Little did he know at the time that Evelyn would eventually become the love of his life, mother of his children and someone he would grow old with.

"We've known each other since we were old enough to know anybody," Sam said.

It seems the suave Sam and his ice cream offerings worked because in October, Sam and Evelyn will celebrate a marriage that has lasted 69 years.

And while a marriage spanning nearly seven decades is an accomplishment in itself, Sam says it wasn't always easy, but 60-plus years of anything seldom is.

As he told stories of his life with Evelyn, who sat affectionately at his side, Sam explained that while their marriage withstood the test of time, not every day was roses and rainbows.

He recalled one recent story in particular where he ended up with a large, red impression along the right side of his face.

"Last week I had a big red streak down the side of my face that I didn't even know I had," explained Sam, as he struggled to hold back his laughter. "Somebody said, 'what's that red mark?' and I said well, I was talking and Evelyn told me to shut up and I didn't hear her."

That jovial and sometimes humorous attitude toward each another is one way the two have stayed together for all these years. Escaping reality to enjoy each other's company during family vacations was another way for them to keep the flame burning.

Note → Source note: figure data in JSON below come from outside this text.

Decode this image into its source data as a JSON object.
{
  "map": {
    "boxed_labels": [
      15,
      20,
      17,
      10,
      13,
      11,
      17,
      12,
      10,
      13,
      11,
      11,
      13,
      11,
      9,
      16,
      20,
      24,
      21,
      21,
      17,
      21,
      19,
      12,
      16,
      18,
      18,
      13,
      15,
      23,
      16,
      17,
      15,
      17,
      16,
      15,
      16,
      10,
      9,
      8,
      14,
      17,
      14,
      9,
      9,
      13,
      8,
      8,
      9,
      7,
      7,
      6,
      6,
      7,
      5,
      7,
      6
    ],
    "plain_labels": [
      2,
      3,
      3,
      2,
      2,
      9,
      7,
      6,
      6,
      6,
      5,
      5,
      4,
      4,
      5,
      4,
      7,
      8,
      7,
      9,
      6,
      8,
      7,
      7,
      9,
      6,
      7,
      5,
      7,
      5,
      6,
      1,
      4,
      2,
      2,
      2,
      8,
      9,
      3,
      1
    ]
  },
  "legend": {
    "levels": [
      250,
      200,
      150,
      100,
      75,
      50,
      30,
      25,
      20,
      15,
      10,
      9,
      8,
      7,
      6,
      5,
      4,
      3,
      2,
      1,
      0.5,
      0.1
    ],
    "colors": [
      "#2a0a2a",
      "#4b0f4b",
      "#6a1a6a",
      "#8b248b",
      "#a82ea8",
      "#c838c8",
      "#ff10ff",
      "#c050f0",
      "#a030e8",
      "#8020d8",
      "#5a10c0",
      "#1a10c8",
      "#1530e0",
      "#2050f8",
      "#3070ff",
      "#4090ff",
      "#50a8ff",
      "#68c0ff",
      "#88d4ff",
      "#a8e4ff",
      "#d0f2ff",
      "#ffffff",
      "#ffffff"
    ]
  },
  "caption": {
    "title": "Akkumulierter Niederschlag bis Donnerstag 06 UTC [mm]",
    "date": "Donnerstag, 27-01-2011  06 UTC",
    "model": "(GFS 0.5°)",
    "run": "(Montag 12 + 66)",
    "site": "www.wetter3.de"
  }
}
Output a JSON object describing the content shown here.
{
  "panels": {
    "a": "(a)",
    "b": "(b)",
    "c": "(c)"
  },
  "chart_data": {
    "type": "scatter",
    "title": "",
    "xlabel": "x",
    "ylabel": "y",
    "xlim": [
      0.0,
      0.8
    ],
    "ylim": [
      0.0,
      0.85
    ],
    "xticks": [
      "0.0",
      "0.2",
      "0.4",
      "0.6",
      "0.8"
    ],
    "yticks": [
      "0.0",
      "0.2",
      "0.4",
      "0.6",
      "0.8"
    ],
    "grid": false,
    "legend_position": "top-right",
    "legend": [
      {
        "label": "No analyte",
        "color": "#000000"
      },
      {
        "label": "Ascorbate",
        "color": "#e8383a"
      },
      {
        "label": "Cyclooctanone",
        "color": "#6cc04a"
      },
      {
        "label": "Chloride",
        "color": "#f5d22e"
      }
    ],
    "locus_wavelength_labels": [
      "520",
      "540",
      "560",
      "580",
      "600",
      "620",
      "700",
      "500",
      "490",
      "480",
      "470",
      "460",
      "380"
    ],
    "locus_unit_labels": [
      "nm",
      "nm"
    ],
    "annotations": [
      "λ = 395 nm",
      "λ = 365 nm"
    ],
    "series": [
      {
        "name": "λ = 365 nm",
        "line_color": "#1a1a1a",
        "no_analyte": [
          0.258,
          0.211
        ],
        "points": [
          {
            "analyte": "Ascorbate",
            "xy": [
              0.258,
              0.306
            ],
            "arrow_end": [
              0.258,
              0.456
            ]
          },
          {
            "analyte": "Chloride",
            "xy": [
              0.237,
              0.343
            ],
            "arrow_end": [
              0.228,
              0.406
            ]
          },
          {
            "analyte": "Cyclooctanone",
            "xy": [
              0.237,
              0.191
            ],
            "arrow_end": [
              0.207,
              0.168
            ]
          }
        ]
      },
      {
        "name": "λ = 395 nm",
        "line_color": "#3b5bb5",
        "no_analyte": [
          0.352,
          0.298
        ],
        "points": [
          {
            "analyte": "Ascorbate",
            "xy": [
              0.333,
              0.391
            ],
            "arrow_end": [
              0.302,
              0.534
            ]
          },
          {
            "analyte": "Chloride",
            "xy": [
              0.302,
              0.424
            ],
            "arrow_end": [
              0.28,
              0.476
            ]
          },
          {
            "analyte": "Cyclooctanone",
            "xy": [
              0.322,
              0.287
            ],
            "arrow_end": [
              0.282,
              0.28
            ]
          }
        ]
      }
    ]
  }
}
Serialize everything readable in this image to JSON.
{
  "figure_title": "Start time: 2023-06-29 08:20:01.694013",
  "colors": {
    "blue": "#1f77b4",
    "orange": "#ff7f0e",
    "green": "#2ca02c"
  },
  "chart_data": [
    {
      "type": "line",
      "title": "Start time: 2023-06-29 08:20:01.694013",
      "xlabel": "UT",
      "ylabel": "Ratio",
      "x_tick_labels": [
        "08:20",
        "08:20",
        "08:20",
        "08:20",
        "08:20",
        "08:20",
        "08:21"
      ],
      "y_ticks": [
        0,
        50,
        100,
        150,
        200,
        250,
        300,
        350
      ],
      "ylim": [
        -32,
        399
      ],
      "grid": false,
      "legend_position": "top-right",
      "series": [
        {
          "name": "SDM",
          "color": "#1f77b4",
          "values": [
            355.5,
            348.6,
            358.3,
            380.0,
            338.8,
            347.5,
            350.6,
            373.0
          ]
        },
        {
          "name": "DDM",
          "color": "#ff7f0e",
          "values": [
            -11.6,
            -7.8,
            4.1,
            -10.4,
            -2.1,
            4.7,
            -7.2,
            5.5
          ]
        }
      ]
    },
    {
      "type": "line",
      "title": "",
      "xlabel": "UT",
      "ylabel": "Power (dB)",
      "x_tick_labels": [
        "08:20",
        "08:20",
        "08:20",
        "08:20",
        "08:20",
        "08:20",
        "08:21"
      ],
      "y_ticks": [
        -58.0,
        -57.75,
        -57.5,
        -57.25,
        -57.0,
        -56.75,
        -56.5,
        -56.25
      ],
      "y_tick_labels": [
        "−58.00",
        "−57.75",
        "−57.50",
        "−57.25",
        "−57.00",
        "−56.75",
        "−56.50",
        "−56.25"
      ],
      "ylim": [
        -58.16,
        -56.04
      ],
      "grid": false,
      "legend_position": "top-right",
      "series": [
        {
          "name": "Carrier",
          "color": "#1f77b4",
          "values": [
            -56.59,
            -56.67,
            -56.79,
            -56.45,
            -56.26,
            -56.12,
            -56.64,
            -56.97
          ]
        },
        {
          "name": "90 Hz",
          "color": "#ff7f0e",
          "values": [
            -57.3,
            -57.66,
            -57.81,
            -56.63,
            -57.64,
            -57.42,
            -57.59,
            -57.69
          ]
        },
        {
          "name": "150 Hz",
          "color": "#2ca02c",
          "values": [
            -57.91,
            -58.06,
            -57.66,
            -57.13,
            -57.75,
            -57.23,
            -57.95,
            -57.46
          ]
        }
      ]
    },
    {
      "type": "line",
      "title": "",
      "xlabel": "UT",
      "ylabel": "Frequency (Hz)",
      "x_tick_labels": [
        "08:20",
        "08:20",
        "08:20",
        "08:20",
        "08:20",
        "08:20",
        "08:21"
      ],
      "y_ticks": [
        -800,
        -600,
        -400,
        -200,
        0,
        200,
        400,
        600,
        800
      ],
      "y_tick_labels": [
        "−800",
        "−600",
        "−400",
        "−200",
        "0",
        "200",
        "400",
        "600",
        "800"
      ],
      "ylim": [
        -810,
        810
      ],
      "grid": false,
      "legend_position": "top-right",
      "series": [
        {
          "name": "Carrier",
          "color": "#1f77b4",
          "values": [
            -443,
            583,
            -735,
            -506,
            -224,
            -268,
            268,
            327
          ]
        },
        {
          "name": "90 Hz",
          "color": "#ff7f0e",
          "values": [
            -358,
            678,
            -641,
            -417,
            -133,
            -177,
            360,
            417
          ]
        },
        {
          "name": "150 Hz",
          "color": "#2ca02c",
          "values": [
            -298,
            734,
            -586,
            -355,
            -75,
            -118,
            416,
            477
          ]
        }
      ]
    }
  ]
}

Even shortly after the two had been married in October 1945 at the Great Lakes naval training station near North Chicago, Ill., they spent the month of January in Padre Island, Texas, to celebrate a honeymoon that was delayed by Sam's service in the United States Marine Corps.

It was actually soon after Sam had returned from overseas during his tour with the Marine Corps that the two were married at the naval base.

"I came home from overseas and the train came into LaSalle Street Station," recalled Sam. "My buddies and I started walking up the platform and one of them said, 'look at that lady standing over there,' and the other one said, 'looks like she's waiting for somebody.' I said 'she is — me.'"

Sam and Evelyn then rode the train back to the Great Lakes naval training station and were married not long after. Sam also added the only time during his career with the Marine Corps that he went absent without official leave was during the six nights after the two were married because of their separation at the base.

"She lived on one side of the Great Lakes and I lived on the other," he said. "I wasn't supposed to be over there but I got kind of an unofficial OK to go ahead."

Despite the challenges of their lives together and the squabbles that can often clutter a marriage, Sam's affection for his beloved wife was evident as he recalled the memories they created together, none more prevalent than raising their three children in their country home in Camanche.

And as the children grew and eventually flew the coop to other parts of the country, Sam did what he could to remind Evelyn of the love he had for her, often sending flowers as small tokens of his appreciation.

Those little mementos of love were one way Sam protected the long-lasting marriage that he and Evelyn built for themselves, but he added that the biggest advice he could pass along to young couples looking to emulate that accomplishment is that of a simple nature: "You have to love each other and trust each other. It's a game of give and take. And if you're a man you've got to learn to listen to your wife."

And while Evelyn didn't disagree with Sam's advice, she did add that the old stand by of winning a man's heart through his stomach still holds true.

Her suggestion to a young wife: "cook better than I did."